Would 92% of American adults have gotten a Covid shot had they known the “vaccines” only offered a 0.85% reduction in risk? Would young men have taken the jab if they had known it did not prevent transmission?
Americans came to understand that the media campaigns supporting the shots were fraudulent. The touted benefits – preventing infection and transmission – were lies. In response, fewer than one in five Americans elected to receive “boosters” despite multi-billion dollar propaganda campaigns.
Texas Attorney General Ken Paxton has now brought a suit to bring accountability for the fraud that resulted in record profits for the pharmaceutical industry. Last week, he filed a complaint alleging that Pfizer misrepresented Covid vaccine efficacy and “conspired to censor public discourse” in violation of Texas’s Deceptive Trade Practices Act (DTPA).
While Big Pharma enjoys immense government-provided insulation from legal liability for vaccine injuries, it cannot lie to promote those products.
Paxton alleges that the $75 billion Pfizer has raked in through sales of Covid vaccines were the “direct and proximate result” of the company’s deceit.
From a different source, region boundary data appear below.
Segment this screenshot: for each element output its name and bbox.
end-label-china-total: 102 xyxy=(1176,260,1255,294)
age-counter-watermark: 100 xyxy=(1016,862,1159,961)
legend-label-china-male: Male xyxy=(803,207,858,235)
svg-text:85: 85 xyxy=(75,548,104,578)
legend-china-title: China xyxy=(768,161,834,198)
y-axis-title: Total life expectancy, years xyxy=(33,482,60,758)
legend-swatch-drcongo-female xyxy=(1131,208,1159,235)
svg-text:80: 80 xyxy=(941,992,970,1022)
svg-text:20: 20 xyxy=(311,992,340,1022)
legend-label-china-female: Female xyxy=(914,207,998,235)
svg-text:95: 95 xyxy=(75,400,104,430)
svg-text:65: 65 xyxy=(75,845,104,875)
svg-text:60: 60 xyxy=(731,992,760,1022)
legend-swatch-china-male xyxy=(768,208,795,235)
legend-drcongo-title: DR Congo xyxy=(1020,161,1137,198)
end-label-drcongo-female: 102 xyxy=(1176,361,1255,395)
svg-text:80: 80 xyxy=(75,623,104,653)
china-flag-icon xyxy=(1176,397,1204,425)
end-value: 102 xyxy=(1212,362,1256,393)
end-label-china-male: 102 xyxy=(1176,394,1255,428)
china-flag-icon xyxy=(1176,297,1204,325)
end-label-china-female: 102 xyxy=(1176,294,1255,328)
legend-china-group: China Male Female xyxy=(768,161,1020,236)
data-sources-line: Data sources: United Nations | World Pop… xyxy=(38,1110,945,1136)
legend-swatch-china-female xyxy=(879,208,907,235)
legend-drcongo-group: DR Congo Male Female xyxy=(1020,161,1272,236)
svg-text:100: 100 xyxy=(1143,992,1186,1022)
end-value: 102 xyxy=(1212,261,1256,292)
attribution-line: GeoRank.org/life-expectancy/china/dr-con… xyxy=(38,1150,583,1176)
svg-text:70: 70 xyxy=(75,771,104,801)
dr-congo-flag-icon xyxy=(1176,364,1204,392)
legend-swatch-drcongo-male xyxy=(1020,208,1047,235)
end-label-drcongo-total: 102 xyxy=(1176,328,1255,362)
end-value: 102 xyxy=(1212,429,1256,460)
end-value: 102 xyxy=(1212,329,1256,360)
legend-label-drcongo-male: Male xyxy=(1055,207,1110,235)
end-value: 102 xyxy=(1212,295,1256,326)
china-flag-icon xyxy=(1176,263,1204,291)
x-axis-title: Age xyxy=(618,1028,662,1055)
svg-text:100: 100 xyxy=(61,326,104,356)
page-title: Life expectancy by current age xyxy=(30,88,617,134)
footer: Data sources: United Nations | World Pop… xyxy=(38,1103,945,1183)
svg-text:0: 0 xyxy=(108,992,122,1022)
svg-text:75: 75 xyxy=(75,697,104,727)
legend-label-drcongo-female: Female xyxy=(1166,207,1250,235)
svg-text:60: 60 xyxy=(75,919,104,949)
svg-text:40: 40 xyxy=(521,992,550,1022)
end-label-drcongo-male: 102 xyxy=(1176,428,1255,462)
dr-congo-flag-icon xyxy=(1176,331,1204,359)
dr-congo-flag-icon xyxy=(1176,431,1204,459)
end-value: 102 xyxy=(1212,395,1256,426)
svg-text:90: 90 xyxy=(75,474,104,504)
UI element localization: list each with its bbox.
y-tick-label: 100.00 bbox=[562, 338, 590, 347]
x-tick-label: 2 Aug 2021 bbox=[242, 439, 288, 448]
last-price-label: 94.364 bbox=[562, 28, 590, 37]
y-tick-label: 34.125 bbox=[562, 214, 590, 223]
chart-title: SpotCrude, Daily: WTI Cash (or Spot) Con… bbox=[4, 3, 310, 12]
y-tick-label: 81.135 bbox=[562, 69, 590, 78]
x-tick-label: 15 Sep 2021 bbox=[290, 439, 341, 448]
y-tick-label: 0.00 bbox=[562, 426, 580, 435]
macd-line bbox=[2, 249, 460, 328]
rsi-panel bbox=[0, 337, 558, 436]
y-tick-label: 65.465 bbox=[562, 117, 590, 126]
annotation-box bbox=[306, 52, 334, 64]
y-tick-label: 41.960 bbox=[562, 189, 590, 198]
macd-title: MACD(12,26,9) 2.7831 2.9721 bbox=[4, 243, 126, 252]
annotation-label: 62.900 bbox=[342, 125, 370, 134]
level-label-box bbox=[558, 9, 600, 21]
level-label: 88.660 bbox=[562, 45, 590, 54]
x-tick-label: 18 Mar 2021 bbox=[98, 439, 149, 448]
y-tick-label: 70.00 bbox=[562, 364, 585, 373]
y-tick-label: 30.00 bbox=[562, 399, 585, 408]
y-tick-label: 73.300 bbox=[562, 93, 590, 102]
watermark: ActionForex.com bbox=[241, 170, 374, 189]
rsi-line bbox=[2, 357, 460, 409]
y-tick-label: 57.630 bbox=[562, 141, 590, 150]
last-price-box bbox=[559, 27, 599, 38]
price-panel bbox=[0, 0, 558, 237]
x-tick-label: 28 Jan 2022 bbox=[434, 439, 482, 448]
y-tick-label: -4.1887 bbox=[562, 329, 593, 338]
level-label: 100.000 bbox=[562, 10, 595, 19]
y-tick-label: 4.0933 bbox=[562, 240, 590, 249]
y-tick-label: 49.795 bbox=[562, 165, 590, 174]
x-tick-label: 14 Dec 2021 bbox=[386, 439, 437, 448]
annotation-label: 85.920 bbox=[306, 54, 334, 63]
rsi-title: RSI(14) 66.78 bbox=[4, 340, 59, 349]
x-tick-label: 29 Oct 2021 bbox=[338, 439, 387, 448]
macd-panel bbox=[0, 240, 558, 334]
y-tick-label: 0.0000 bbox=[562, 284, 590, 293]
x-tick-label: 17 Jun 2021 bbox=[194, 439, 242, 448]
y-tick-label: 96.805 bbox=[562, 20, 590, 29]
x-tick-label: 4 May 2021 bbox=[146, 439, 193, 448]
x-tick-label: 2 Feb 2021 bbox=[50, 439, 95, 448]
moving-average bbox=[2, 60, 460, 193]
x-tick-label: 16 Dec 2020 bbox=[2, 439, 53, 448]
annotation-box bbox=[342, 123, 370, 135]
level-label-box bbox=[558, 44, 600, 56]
The DTPA requires Paxton prove two questions to succeed in his case. First, he must establish that the company lied or failed to disclose known information concerning its Covid vaccine. Second, he must prove that the company’s fraud was designed to promote sales of the shots.
Brownstone previously analyzed the applicability of the DTPA against Moderna. Now, Paxton’s lawsuit threatens Pfizer with fines of $10 million as well as awards of “restitution, damages, or civil penalties.”
Paxton’s case argues that Pfizer deceived the public on three issues: (1) the efficacy of the vaccine; (2) whether the shots reduced the risk of transmission; and (3) the company’s efforts to “censor[] persons who threatened to disseminate the truth.”
In each instance, the company skewed the public debate in order to induce Americans to take its shots. The efforts stripped us of the right to informed consent, deceiving us on purported benefits while hiding established risks.